Изменить стиль страницы

Но приятель, не оглянувшись, скрылся в бору.

А уже наутро узнает Кучема о новом приключенье с Тимохой: как вернулся тот с рыбалки, и, постыдившись показаться в деревне босым средь бела дня, промаялся в остожье до полуночи, и, лишь когда стихли улицы, явился на глаза разгневанной жены.

Степа же, проводив взглядом сотоварища по промыслу, вдруг понял, что затея их, по всей вероятности, беспутна и напрасна: отвыкнув за последние годы от леса и реки, он не то чтобы забоялся природы, но онемел к ней, чувствовал себя сиротливым, неловким, оказавшись столь неожиданно одиноким. Да еще снег повалил, внезапный, глухой и непроглядный, и за какой-то час плотно выстелил землю.
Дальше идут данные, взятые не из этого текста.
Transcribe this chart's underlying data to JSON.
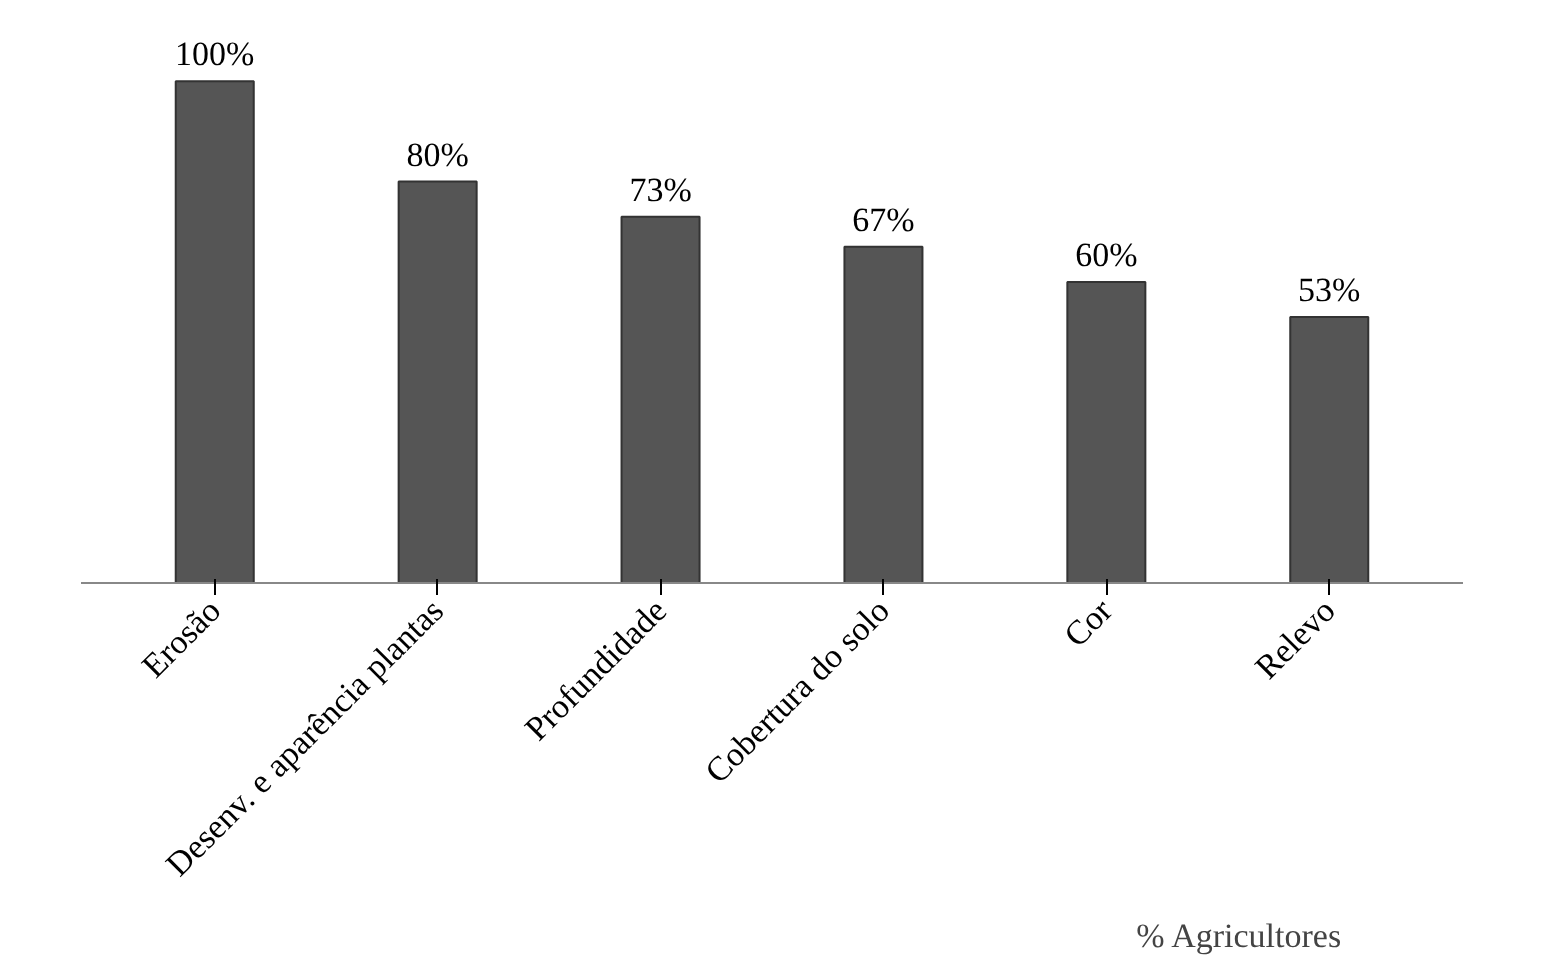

Река неслась мимо чугунно-черная, чужая, с седыми закрайками; стоялая вода за обмысками загустела до самого дна и уже не могла покорить снега. Степушка приметил эти места: не дай бог в вечерней потемени случайно увязнуть в тягуне – выгребайся потом. Подумал еще костерок бы заживить, но опасно, – с любой стороны мог рыбнадзор нагрянуть, вынестись на щукастой разбежистой доре. Но в ходком пути нагрелся, и сейчас, как остановился на бережине, на юру, присматриваясь к перекатам, то и спина сразу противно заслезилась, скоро настывая. Спрятался за ивняки, от ветра чтоб, сетку-тройчатку и водолазный костюм положил под руку, чтобы долго не мешкать, выхлебнул из горлышка треть бутылки и так, неожиданно захмелев, блаженно и тупо ушел в себя, не забывая, однако, настороженно слушать реку.

А ведь когда-то ловил: сеткой и неводом брали большую рыбу, пока мать была в силе, и с тех пор думалось, что навечно проникли в Степушкину память каждый камешек на дне, кривулина реки и хитрый перекат. Помнится, как подъехали сюда под вечер: сеностав был. Пока котлы снимали да чайник грели, мать и подскажи: «Ох, по воды едем и воду надо помнить. Хоть бы ты, Степка, бросил блесенку». И только кинул – этакая чурка схватила, если в бочку пехать, то калачом едва затянешь. А ведрие тот год стояло, день и ночь в работе. А еда известная: суп на суп. Приедаться уж стало... Мать заводная: пошли с ней и в одночасье с плесу двенадцать семог выдернули. Штягу выплеснули, ухи наварили и рыбы насолили на всех покосчиков. Вот и жизнь веселая покатилась, застрадалось легче. В тот раз на плесе этом за лето семог триста, поди, взяли. А нынче хоть бы одну-разъединственную, чтобы охотку стешить...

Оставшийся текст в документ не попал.